President of the Chamber of Deputies
- In office 15 April 1997 – 31 August 1997
- Preceded by: Florentino Castro López
- Succeeded by: Porfirio Muñoz Ledo
- In office 1 September 1984 – 30 September 1984
- Preceded by: Luz Lajous Vargas
- Succeeded by: Ricardo Castillo Peralta

Personal details
- Born: 18 January 1931 Placeres del Oro, Guerrero, Mexico
- Died: 6 September 2004 (aged 73) Mexico City, Mexico
- Party: PRI
- Education: UNAM
- Occupation: Trade unionist and politician

= Netzahualcóyotl de la Vega =

Mexican trade union leader and politician

Netzahualcóyotl de la Vega García (18 January 1931 – 6 September 2004) was a Mexican trade union leader and politician affiliated with the Institutional Revolutionary Party (PRI).

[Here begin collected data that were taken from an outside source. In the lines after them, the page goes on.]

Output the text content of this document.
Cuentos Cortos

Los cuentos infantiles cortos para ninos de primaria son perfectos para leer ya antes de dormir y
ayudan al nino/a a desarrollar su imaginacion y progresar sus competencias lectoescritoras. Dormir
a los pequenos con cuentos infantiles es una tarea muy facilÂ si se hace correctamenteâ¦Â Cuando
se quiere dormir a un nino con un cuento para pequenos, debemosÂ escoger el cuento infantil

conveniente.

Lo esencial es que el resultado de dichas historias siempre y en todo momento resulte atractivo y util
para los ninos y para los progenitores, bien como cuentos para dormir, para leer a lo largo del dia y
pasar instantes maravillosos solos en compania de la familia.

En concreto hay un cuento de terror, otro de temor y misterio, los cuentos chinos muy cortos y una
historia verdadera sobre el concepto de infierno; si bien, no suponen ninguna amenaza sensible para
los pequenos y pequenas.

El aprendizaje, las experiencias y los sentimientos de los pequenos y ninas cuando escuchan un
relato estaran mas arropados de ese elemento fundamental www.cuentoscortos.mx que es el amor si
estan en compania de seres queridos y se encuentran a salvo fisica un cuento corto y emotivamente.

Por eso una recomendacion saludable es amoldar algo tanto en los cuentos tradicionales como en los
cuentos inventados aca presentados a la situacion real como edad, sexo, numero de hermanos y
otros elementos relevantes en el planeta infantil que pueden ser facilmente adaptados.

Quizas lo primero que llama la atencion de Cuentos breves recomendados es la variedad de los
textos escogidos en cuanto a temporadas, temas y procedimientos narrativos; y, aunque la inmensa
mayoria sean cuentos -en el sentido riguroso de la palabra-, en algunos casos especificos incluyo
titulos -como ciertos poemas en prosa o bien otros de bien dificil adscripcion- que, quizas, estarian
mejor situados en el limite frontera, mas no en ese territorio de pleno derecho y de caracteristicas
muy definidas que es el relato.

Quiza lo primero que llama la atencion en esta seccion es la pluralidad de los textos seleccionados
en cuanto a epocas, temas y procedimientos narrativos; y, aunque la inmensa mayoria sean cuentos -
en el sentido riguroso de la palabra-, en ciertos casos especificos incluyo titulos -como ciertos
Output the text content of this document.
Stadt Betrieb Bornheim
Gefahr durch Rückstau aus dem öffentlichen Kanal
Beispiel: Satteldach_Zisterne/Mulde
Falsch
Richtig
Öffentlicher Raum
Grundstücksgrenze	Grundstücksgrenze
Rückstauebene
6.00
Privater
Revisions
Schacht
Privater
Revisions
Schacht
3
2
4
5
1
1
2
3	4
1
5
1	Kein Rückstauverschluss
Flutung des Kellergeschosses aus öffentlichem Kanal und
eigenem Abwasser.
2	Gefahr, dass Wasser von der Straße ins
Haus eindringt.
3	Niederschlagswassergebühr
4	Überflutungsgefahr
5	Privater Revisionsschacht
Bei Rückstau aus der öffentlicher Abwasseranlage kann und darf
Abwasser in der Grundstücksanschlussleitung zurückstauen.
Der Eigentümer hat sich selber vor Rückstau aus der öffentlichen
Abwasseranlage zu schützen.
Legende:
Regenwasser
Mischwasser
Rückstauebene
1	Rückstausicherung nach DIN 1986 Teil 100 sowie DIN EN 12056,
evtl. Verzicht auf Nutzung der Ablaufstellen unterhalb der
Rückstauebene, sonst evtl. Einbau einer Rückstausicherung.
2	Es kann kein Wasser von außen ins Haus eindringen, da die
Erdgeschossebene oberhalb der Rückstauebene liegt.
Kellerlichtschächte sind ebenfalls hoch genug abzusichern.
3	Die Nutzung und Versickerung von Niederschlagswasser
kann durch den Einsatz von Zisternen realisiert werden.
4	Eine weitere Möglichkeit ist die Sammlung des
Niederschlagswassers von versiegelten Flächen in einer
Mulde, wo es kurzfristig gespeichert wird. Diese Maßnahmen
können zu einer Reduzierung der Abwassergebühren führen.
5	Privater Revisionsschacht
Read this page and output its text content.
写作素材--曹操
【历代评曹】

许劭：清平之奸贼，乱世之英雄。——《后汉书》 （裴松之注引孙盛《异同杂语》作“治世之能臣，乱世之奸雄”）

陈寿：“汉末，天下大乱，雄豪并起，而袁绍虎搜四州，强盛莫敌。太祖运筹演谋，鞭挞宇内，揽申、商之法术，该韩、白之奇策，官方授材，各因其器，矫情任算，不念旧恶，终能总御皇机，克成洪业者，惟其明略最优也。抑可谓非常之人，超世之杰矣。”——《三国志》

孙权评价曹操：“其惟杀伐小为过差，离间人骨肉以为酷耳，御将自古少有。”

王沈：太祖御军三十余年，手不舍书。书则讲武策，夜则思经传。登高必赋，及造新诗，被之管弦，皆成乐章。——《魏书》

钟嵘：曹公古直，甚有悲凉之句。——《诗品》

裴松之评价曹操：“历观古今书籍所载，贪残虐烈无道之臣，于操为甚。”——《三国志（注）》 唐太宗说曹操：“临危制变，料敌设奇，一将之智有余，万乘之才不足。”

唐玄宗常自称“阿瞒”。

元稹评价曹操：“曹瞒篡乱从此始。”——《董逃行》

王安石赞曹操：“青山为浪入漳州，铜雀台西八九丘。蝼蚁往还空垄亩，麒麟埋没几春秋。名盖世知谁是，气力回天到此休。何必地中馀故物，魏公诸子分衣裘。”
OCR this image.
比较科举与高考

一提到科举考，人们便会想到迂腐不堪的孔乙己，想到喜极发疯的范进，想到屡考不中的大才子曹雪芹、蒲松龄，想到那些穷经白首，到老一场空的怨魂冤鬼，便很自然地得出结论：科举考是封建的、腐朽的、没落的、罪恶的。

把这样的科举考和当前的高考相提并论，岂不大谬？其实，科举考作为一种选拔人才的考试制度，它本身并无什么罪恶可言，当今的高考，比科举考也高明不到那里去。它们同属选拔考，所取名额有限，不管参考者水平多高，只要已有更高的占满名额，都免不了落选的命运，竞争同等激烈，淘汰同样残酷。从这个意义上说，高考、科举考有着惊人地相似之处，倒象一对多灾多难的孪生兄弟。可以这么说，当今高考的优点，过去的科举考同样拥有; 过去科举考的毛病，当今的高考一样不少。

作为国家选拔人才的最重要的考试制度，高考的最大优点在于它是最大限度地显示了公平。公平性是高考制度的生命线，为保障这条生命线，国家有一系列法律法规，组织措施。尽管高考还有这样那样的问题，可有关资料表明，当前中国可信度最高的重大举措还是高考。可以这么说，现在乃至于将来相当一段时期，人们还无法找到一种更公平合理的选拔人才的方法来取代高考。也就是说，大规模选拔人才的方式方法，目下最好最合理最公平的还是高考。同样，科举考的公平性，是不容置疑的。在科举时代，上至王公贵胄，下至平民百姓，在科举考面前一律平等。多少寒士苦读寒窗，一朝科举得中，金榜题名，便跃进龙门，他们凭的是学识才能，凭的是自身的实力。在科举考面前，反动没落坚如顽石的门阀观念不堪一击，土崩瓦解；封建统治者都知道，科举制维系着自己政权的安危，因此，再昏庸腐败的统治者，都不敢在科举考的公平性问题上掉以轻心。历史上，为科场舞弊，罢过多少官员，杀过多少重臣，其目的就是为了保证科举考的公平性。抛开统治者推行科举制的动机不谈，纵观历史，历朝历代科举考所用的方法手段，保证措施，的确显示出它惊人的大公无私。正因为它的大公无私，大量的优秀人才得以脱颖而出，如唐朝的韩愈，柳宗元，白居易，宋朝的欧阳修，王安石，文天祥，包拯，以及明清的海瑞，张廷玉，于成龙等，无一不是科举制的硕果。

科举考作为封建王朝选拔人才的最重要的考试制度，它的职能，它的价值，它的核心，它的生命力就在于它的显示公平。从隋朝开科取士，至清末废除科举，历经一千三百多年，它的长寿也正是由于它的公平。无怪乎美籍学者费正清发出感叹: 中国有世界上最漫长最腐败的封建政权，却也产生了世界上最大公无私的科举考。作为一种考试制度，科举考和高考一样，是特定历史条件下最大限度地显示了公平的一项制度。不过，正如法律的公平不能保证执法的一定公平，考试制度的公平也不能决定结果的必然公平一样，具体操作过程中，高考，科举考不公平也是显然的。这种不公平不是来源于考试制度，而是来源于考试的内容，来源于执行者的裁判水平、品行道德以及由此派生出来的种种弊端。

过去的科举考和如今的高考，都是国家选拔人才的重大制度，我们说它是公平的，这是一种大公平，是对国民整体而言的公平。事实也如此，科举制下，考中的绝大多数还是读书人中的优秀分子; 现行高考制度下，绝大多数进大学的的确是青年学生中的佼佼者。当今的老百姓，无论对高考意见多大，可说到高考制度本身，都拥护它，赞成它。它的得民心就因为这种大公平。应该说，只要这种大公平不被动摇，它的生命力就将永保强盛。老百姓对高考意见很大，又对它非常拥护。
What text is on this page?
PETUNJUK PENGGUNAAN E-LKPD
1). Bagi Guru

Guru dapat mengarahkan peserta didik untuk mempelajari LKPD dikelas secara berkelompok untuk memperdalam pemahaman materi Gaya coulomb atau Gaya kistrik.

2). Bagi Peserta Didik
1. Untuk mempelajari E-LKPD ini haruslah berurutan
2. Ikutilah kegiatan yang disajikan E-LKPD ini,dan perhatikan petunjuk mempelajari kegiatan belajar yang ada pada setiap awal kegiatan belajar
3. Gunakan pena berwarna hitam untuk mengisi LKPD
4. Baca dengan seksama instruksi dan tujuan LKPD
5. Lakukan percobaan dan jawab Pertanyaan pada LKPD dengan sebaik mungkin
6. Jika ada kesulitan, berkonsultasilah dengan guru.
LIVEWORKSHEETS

He served in the Senate during the 54th and 55th sessions of Congress (1988–1994) representing Guerrero, and he was re-elected to the Senate for the 58th and 59th sessions (2000–2006) as a plurinominal senator.

He also served twice in the Chamber of Deputies: during the 52nd Congress (1982–1985), for the Federal District's 34th district,
and during the 56th Congress (1994–1997), for Guerrero's third district. He was the President of the Chamber of Deputies in 1984 and 1997.

He died in office during his second Senate term.